Mental health nurses keep patients on track on the road to recovery by carefully constructing an individualised and achievable plan, such as exposure therapy. A beneficial part of the process of exposure therapy was the hierarchy of fear in which I would scale my fears in order of severity and tackle them bit by bit.
Of course, it was challenging in the beginning as I had to look at my anxiety and number one enemy in the eyes and confront them. It was easier said than done and progress did not happen overnight. In fact, my anxiety was still at the forefront and my OCD was still being affected due to my avoidant behaviour around cleanliness and contamination.
For me, exposure therapy alone was not enough to get me on the road to recovery. While it had some positive aspects, such as making me more attuned to my safety-seeking behaviours such as washing my hands, its most beneficial method was that it planted a seed in which I became more aware of things that I do and how to overcome and challenge them.
Medication helped my recovery
It was the addition of medication that ultimately led to my recovery. My anxiety was not reduced with exposure therapy and as long as my anxiety was still in the background, my OCD was still on constant high alert.

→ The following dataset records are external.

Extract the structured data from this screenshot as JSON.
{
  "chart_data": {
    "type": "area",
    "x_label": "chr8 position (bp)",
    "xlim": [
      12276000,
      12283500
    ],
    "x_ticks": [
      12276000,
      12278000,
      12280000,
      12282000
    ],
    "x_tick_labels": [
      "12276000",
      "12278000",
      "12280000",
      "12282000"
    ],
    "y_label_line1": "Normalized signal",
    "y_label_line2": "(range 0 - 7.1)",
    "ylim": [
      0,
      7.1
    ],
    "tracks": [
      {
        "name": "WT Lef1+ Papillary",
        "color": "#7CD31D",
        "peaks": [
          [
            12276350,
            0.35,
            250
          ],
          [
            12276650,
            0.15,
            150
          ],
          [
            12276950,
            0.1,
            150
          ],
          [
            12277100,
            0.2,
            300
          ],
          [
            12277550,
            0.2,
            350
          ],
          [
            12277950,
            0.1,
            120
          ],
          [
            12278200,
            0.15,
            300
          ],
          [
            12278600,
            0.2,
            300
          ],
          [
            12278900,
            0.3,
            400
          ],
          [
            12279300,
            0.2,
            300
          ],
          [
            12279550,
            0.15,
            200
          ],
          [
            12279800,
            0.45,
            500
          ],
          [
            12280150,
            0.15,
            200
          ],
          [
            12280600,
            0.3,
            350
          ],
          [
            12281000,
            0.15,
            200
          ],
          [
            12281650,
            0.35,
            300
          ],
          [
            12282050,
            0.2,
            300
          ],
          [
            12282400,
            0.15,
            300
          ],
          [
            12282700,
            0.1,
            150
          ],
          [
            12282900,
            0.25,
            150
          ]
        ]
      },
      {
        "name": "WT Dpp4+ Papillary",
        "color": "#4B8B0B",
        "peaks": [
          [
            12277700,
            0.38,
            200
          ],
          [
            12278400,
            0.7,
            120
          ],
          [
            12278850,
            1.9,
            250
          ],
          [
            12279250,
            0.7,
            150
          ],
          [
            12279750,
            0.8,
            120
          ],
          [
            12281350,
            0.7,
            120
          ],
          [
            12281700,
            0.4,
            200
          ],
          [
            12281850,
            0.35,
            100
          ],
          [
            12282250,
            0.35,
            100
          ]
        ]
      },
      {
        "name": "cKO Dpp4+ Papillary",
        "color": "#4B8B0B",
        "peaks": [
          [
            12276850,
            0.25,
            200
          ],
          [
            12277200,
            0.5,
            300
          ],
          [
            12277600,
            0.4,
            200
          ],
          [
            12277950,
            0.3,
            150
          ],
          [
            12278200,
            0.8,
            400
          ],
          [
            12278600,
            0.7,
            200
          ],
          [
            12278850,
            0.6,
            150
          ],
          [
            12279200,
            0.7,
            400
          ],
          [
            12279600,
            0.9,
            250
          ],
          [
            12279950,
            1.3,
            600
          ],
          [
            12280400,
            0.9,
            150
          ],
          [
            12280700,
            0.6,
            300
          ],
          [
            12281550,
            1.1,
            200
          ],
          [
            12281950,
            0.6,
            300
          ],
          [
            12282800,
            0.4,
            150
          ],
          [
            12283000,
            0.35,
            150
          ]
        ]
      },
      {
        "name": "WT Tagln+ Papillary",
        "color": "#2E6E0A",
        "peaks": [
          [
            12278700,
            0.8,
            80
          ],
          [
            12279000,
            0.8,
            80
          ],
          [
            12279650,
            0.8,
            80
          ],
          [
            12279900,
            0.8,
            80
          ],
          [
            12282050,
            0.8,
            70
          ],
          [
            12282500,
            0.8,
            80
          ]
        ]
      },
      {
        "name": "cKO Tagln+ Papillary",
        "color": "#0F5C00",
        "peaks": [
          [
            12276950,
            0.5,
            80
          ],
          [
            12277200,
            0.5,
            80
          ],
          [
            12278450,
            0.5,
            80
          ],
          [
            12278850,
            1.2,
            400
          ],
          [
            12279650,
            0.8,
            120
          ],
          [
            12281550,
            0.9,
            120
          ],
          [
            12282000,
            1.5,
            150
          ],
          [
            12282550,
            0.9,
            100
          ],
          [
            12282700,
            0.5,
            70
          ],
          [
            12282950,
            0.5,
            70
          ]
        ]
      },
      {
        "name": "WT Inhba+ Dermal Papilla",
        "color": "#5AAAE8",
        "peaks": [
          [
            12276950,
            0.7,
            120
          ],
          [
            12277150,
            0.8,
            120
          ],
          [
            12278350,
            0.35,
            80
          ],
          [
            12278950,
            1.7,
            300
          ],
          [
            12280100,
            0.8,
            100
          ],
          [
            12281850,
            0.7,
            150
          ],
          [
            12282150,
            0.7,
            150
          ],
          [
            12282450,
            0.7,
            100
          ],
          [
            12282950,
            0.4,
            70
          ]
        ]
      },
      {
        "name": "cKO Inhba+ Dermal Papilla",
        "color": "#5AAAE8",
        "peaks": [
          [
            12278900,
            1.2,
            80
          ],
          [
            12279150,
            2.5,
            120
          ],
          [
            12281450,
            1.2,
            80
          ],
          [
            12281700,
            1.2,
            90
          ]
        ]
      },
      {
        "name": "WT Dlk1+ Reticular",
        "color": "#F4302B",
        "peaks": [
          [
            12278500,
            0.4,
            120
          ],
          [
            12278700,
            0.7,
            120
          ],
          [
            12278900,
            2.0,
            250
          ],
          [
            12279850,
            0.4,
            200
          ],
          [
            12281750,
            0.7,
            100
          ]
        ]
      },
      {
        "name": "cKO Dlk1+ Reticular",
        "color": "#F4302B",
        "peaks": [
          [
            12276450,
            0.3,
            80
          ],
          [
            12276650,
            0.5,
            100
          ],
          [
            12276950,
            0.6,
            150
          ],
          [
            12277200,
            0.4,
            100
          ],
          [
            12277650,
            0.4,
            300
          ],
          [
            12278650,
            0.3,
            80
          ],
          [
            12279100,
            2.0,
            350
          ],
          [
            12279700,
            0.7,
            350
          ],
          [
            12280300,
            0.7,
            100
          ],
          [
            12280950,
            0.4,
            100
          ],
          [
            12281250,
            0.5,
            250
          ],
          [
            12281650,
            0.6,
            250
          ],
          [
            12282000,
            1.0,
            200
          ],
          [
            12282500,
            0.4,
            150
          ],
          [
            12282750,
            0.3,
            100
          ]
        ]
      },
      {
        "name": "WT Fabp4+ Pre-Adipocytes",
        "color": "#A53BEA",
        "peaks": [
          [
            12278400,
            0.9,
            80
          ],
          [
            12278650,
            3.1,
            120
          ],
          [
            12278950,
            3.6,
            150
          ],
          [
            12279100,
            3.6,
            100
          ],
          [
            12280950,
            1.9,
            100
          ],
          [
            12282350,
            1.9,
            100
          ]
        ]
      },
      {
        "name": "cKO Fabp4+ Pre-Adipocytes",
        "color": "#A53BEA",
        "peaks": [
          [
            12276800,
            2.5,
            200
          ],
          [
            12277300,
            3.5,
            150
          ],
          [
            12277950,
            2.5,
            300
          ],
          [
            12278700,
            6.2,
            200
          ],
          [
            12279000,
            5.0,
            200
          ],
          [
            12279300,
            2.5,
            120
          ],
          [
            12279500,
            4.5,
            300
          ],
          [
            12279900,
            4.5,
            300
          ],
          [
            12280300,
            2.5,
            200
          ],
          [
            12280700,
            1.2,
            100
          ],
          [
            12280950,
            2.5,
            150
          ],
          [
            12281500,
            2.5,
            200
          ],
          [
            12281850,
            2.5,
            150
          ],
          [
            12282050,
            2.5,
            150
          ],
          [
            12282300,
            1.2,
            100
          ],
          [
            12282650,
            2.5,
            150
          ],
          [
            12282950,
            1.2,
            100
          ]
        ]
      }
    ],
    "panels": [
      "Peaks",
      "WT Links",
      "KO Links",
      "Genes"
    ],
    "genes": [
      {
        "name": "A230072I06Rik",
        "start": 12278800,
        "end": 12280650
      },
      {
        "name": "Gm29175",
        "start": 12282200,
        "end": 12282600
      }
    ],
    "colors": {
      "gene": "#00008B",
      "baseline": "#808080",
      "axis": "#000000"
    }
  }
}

Initially, I was apprehensive about starting medication and worried about certain side effects I might experience. It is so important to research the medication you are thinking of trying and discuss any concerns with your prescribing doctor. Become as well informed about how it works as you can, as well as what the potential side effects are.
This step, along with speaking with my mental health nurse who informed and talked me through the potential combinations of medications I would be taking, aided me in feeling more confident about taking medication.
With mental health, patience is key
Medication does not change or reduce symptoms overnight. It is a gradual process with ups and downs, and it is important to be patient as well as note any possible changes in your behaviour good or bad.
Personally, it took a couple of weeks to notice any changes in my behaviour, but I started to notice that when I would challenge my ritualistic behaviours my anxiety was dampened. Gradually, I became less and less avoidant of everyday tasks that were a challenge for me and ultimately my OCD became less intense.
From this point on, I became less avoidant and continued to challenge myself every day with the help of exposure therapy. I still had intrusive thoughts, and some days were better than others. Yet, the all-consuming voice of the threat of contamination at the forefront of my mind was quieter and the voice of reason was louder.
This possibility could not have been attainable had it not been for the combination of medication and exposure therapy, which when combined allowed for my treatment and recovery to ensue. Had I not started medication that reduced my anxiety levels and thus allowed for me to engage in exposure therapy and challenge my avoidant behaviour I believe my mental health recovery could not have begun.